Once she’d finally cried herself out, he silently handed her a box of tissues from the glove compartment.
Then he drove back into town to the window at the DQ, where he ordered two hot-fudge sundaes and cherry Cokes.
He didn’t say a word until they got to her house. Which, given that both her parents were working, was empty. Taking her hand again—and again, more as if she were a child needing guidance than some girl he might be interested in—he walked her to the front door. Since nobody in Shelter Bay had ever locked their doors back then, there was no reason to wait for her to pull out a key.
Instead, he placed his hands on her shoulders and, more serious than she’d ever seen him—then or now—he’d looked down into her swollen, blotchy, tearstained face and said, “It’s going to be okay, Kara.
You’re
going to be okay.”
Now, all too aware of the former SEAL sitting on the other side of her son—who’d insisted he stay—she remembered that because it had been Sax, she’d actually believed him.
The fireworks had been synchronized to the music blaring from the flatbed speakers. When the K-Bay FM deejay coordinating the event had first stated his desire to use the antique cannon in the park, along with fifteen war reenactors firing off Civil War muskets for the finale, Kara had balked.
But like most radio personalities, he’d seemingly been born with a quick and ready tongue, and after he’d finished explaining why and how the display was going to work, she’d come to the conclusion that the staged gunfire wouldn’t be any greater risk than the fireworks themselves could be. And they did, after all, have a fire department pumper truck standing by, just in case.

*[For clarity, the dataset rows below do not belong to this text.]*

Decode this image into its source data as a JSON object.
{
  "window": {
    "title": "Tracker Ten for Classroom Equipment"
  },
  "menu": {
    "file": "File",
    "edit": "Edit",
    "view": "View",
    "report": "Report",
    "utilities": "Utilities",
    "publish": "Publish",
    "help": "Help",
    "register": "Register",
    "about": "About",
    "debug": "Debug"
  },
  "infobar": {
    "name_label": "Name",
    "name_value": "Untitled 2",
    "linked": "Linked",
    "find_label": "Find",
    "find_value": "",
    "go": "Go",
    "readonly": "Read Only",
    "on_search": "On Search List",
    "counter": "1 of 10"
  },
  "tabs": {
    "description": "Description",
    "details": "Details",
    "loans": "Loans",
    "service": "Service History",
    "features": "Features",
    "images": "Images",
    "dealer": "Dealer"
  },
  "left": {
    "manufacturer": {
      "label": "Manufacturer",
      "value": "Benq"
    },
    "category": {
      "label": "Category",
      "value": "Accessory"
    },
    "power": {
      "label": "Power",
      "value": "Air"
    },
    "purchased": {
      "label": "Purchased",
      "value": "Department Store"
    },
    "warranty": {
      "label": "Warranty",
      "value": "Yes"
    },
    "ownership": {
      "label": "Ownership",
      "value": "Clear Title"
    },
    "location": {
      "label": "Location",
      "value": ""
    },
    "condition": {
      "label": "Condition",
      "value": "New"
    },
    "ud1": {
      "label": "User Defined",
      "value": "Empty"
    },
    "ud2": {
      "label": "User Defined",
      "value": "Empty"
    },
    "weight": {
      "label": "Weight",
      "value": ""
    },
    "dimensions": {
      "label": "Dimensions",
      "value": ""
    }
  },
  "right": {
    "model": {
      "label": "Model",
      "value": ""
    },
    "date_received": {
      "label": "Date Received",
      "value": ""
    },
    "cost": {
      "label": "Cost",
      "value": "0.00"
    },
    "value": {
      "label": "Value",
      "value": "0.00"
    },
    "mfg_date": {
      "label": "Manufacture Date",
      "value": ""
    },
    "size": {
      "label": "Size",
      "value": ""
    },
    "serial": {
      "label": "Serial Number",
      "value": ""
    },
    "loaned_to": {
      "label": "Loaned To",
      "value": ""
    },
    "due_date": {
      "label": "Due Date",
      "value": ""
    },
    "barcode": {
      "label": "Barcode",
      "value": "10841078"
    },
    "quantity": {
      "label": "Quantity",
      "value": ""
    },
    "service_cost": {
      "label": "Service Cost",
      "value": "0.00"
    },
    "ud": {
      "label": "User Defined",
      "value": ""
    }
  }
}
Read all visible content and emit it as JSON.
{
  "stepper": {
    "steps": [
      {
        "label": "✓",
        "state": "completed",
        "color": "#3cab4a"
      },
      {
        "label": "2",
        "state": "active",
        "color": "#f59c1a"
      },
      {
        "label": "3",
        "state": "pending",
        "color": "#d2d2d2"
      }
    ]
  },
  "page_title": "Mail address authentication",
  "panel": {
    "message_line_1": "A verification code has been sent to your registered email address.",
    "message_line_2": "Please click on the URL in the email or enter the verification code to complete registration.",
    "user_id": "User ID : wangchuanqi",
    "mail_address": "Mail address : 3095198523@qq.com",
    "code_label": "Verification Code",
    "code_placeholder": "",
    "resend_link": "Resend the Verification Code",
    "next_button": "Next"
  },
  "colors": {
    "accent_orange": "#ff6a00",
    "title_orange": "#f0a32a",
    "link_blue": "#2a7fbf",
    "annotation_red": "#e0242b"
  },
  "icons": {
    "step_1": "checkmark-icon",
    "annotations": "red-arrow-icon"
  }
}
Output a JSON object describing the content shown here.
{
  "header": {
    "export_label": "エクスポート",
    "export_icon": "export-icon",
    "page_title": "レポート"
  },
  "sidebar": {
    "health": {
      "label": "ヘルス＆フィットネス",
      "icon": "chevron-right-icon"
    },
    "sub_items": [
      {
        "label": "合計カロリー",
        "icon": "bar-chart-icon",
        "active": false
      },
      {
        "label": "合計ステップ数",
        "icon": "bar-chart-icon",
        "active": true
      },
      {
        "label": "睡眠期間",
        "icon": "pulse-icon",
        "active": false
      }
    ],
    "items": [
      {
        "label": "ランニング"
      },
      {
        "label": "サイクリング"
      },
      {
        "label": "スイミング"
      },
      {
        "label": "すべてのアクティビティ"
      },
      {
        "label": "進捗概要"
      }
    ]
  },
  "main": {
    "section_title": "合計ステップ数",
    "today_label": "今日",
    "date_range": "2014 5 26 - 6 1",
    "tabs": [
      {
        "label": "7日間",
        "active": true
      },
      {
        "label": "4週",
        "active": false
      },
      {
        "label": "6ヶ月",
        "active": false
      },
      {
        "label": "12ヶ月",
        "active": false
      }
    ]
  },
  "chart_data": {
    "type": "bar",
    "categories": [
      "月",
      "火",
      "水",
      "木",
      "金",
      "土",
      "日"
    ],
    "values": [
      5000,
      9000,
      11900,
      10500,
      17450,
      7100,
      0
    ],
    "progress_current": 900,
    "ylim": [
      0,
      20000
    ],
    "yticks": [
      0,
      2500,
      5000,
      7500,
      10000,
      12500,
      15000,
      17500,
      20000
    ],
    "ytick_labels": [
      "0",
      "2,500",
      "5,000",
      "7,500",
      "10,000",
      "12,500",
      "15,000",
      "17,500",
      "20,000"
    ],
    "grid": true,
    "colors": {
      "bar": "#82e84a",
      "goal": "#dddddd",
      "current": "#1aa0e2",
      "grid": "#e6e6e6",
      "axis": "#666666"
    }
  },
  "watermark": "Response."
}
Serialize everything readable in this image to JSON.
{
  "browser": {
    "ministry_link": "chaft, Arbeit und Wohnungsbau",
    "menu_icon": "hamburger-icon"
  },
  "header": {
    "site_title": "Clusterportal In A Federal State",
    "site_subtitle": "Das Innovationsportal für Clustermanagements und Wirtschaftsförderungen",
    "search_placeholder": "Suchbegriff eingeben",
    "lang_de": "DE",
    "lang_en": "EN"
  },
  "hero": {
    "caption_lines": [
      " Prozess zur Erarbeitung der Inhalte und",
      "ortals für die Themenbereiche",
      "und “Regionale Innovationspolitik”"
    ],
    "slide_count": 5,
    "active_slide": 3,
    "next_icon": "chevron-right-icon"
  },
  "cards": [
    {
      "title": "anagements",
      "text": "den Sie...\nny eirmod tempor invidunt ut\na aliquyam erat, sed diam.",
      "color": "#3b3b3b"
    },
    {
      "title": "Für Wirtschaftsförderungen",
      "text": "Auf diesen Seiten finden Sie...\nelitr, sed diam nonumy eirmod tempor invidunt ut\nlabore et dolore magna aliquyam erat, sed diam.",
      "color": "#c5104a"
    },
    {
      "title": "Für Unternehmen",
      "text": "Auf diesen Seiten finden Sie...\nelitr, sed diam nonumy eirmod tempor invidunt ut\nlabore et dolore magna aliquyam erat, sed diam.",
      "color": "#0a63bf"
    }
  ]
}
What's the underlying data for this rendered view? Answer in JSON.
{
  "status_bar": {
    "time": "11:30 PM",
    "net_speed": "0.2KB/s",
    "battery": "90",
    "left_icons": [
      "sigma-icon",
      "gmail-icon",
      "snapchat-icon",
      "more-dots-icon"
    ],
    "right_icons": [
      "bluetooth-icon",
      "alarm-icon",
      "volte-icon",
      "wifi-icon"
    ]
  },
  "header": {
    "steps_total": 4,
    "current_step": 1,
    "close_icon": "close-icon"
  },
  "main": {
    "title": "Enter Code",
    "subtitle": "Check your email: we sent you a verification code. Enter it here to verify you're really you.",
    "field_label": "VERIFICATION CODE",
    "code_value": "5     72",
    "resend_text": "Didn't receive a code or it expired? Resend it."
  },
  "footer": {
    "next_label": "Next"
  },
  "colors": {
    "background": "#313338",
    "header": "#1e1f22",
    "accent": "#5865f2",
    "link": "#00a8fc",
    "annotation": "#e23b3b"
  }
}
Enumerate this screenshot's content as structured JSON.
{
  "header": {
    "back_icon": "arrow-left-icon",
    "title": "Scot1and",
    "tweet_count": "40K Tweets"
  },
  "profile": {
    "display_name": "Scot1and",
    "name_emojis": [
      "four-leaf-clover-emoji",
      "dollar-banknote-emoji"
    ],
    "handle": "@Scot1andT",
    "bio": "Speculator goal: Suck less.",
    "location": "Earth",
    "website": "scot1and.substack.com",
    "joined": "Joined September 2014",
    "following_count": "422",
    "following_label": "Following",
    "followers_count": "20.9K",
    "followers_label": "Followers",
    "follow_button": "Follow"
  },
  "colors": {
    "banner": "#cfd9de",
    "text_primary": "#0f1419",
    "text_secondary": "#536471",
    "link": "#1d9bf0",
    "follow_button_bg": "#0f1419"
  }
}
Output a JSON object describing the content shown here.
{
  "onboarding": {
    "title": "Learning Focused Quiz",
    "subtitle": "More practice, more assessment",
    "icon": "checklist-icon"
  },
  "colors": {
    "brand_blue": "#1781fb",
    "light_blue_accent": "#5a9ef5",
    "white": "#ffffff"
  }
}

“The 1812 Overture was written to celebrate the Russians’ victory over the French,” she explained to her son as the night sky lit up with blinding color that had the crowd oohing and aahing in unison. “According to what James Thompson from the radio station told me, when half a million French troops invaded Russia, the people all were told to go to church and pray for a miracle to protect their homeland and keep them safe.”
Damn
. The moment she heard herself saying those words, Kara feared her son would point out that he’d prayed every night for his father, but no higher power had opted to send a miracle their way.
“Hear that?” Sax asked, deftly cutting off any chance for Trey to bring that difficult topic up. “That’s ‘La Marseillaise, ’ the French national anthem. The first part you heard were the cellos and violas, which are kinda sad instruments, which are supposed to tell you that the people are about to be in a world of hurt.
“Now, this back-and-forth battle between a Russian folk song and the French anthem is telling about the battle.”
“The French song keeps getting louder,” Trey said.
“Sure is. Damn if you aren’t one smart kid,” Sax said approvingly. “Because the French are gaining more and more victories. Pretty soon, it’s looking like everyone in Russia’s going to be eating frog legs and French fries.”
“I like French fries.”
“Never met anyone who didn’t,” Sax agreed. “So, hear that? Where the music changes?”
Trey tilted his head and concentrated. “Yeah.”
“That’s another Russian folk dance. This is where Tchaikovsky, the Russian composer who wrote the overture, is telling how the czar—that’s like a president for life, but he’s not elected—instructed all his people to save their Rodina, which is Russian for motherland. So all over the country, people from all the villages came running out of their houses and churches and raced toward Moscow.
“This part is where Moscow’s burning, the French keep advancing, and it looks like, despite trying their best, the Russians are flat-out doomed.”